|

Bebek ölümü ihmalden

Adana Tabip Odası Başkanı Dr. Rıza Mete, her gün 160 bebeğin doğum gününü görmeden yaşamını yitirdiğine işaret ederek, "Sağlık camiası, buna göz yumuyor" dedi

.
00:00 - 24/03/2001 Cumartesi
Güncelleme: 11:55 - 11/01/2014 Cumartesi
Yeni Şafak
Bebek ölümü ihmalden
Bebek ölümü ihmalden

Adana Tabip Odası Başkanı Dr. Rıza Mete, Türkiye'de her gün 160 bebeğin doğum gününü görmeden yaşamını yitirdiğine işaret ederek, "Sağlık camiası, her gün bir uçağın düşmesi anlamına gelen bu manzarayı görerek, bilerek yaşıyor. Bu uçak nasıl bir tıp ortamına düşüyor?" diye sordu. Dr. Mete, hekimler, tıp fakültesi dekanları, sağlık müdürleri, binlerce profesör ve doçent ile sağlık bakanı ve yetkililerin, her gün 160 bebek yolcusu bulunan bir uçağın düştüğünü bildiğini, buna rağmen çözümü konusunda herhangi bir şey yapamadıklarını öne sürdü. Medyanın sıklıkla hekim hatalarıyla ilgilendiğini; ormanı değil, ağacı görüp-gösterdiğini savunan Dr. Mete, hekimlerin çoğunun ülkenin batısında toplandığını, doğum gününü göremeden ölen bebeklerin ise yarısından fazlasının ülkenin doğusunda yaşama başlayıp veda ettiğini belirtti.
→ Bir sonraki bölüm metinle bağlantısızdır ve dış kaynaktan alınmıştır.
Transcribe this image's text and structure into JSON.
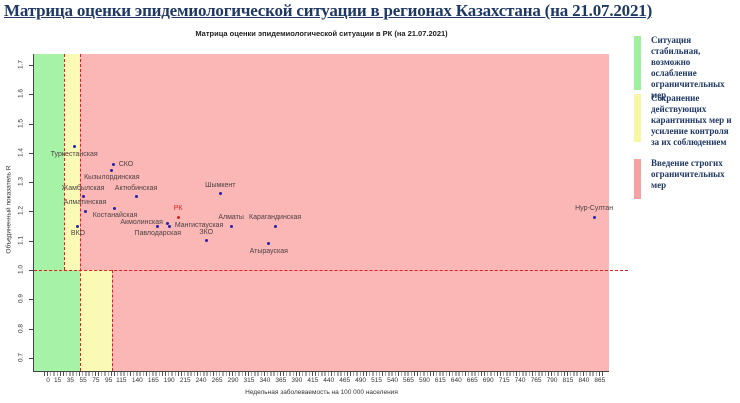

Türkiye'de, 47 tıp fakültesi bulunduğunu, bu fakültelerde eğitim ve araştırmanın ikinci, üçüncü plana itildiğini anlatan Mete, binlerce doçent ve profesörün başarısının, Türkiye ihtiyaçlarına uygun hekim yetiştirmedeki becerilerinden çok, tıpta uzmanlık sınavına endekslendiğini söyledi. Üniversite hastanelerinin döner sermaye kazancı baskısıyla birinci basamak sağlık kurumlarına dönüştüğünü savunan Mete, şöyle devam etti: "Ayrıca, uzman hekim olmak bir kurtuluş olarak algılanıyor. Doçentlik ve profesörlük bir piyasa titrine dönüştü. Hekimler ve diğer sağlık çalışanları ikinci, üçüncü işlerde çalışarak belli bir yaşam standartını korumaya çalışıyor. Tek bir işte tam gün çalışarak geçinebilmek olanaksızlaştı. Bu arada hekim işsizliği yaşanmaya başladı.

Öte yandan, onlarca Manyetik Rezonans (MR), yüzlerce tomografi, binin üzerinde ultrason cihazı ülkeye yayılmış durumda. Özel hastaneler (Artık sağlık sorun değil) sloganı ile sağlık dağıtıyorlar. Hasta müşteri olarak düşünülürken, hasta hakları da tüketici haklarına indirgendi."

Hemofili gen nakli ile tedavi edilebilecek

Tıp alanında son yıllarda yaşanan gelişmelerle gelecek birkaç yıl içerisinde gen nakli ile hemofili hastalığının tedavisinin mümkün olmasının beklendiği bildirildi. Ege Hemofili Derneği Başkan Yardımcısı Doç. Dr. Kaan Kavaklı, hemofilide gen tedavisi yönteminin kullanılması ile ilgili dünyadaki bilimsel çalışmaların sürdüğünü söyledi. Kavaklı, ''Hemofili genetik bir hastalık olup, faktör 8 uygulamasıyla tedavi edilebilmektedir. Ancak hastaların yarısından fazlasının tedavi olanaklarından yoksun olması ve bu nedenle sakat kalması hemofiliden esas kurtuluşun gen tedavisinde olduğunu göstermektedir'' görüşünü ifade etti.

Yalan söyleyenin burnu şişiyor

Amerikan bilim adamları, yalan söyleyen kişilerin burunlarının şiştiğini tespit ettiler. Alman tıp gazetesi Aerztezeitung'da yayınlanan habere göre, Chicago'daki Koku ve Tat Alma Araştırma Vakfı ile Illinois Üniversitesi'nde görevli bilim adamları Alan Hirsch ve Charles Wolf, yalan söyleyen kişilerin burunlarının şişmesinin nedeninin, bu bölgede kan akışının artması olduğunu açıkladılar. Hirsch ve Wolf, izledikleri kasetlerde, ABD eski Başkanı Clinton'ın, Monica Lewinsky ile ilişkisi hakkındaki sorgusunda sık sık burnuna dokunduğunu tespit ettiklerini söylediler.